De establecer fechas a buscar la verdad con el corazón
Algunos acusan a la Iglesia Adventista del Séptimo Día de fijar fechas para la segunda venida de Jesús. Esto no es cierto. La Iglesia Adventista se organizó como denominación oficial en 1863, muchos años después de 1844. William Miller y otros de diversas denominaciones de la época participaron en la proclamación de que Jesús regresaría el 22 de octubre de 1844. Es cierto que hubo algunos que se convertirían en adventistas del séptimo día que compartieron, predicaron y enseñaron que la segunda venida de Jesús ocurriría en 1844, pero los adventistas del séptimo día siempre han enseñado que «nadie sabe el día ni la hora» del regreso de Cristo (Mat. 24: 36, NTV). Sin embargo, los adventistas valoramos el hincapié que hizo Miller en la segunda venida de Jesús y en la necesidad de prepararnos mediante el arrepentimiento y la fe en Cristo cada día. Esta pasión, encendida por Miller y resonante a través de las Escrituras, inspiró sin duda la palabra «adventista» en el nombre de nuestra denominación.

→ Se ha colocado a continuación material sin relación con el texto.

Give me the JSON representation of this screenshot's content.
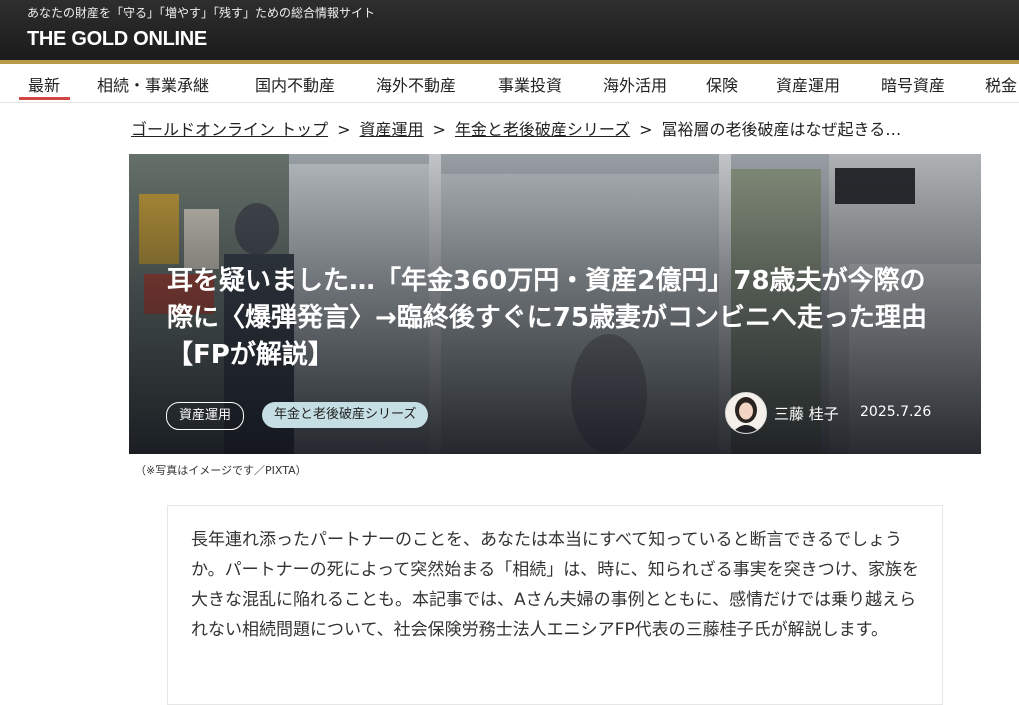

Otro argumento que a veces se esgrime contra la Iglesia Adventista es que la atención de nuestros fundadores al santuario celestial se inventó más tarde para librarse de la vergüenza del «Gran Chasco». En otras palabras, que se les ocurrió la idea para mantener vivo el concepto de que algo especial ocurrió en 1844, en lugar de admitir simplemente que estaban equivocados. Sin embargo, como ya hemos comentado, cuando estudiamos las Escrituras con humildad y oración, llegamos a la misma conclusión ineludible a la que llegaron estos pioneros de la iglesia: existe realmente un santuario en el cielo, cuya purificación comenzó en 1844. Apocalipsis 11: 19 deja claro que el templo del libro del Apocalipsis no es otro que el templo de Dios en el cielo: «Entonces se abrió el templo de Dios que está en el cielo, y en el templo se veía el arca de su alianza». Todo el libro de Hebreos se basa en la premisa de que el verdadero santuario está en el cielo, donde Jesús es «ministro del santuario, de ese tabernáculo verdadero, levantado por el Señor y no por los hombres» (Heb. 8: 2, RVC). De hecho, la finalidad del santuario del desierto era enseñarnos algo sobre el santuario del cielo. El santuario del desierto solo puede tener un significado real cuando se entiende como «modelo y sombra de las cosas celestiales» (vers. 5, RVC).
Ahora bien, si el santuario terrenal necesitaba ser limpiado de impurezas, ¿entonces el santuario celestial también necesita limpieza? Hebreos 9: 23 confirma la necesidad de limpieza que también tiene el santuario celestial: «De manera que se necesitaban tales sacrificios para purificar aquellas cosas que son copias de lo celestial; pero las cosas celestiales necesitan mejores sacrificios que esos». Así como el santuario terrenal necesitaba ser limpiado de los rastros de sangre que quedaban en él como evidencia de los pecados, el santuario celestial tiene un registro de pecados que también necesita ser purificado. La sangre rociada sobre los cuernos del altar representaba los pecados inscritos en los registros del cielo. «Judá, tu pecado está escrito con cincel de hierro […] en los cuernos de tus altares» (Jer. 17: 1).
El Día de la Expiación era un recordatorio para ellos, así como para nosotros, de que debemos convertirnos plenamente y de corazón de nuestros pecados. La sangre de Jesús nos justifica, pero nunca justifica el pecado (Milian L. Andreasen, El santuario y su servicio, pp. 140-142). Dado que vivimos en el Día de la Expiación y nuestro destino eterno se está decidiendo ahora mismo, necesitamos ponernos a bien y permanecer a bien con Dios mediante la sangre de Jesús y su Espíritu, que mora en nosotros. Es el momento de reflexionar solemnemente sobre nuestra vida y despojarnos de todo pecado (Lev. 16: 31).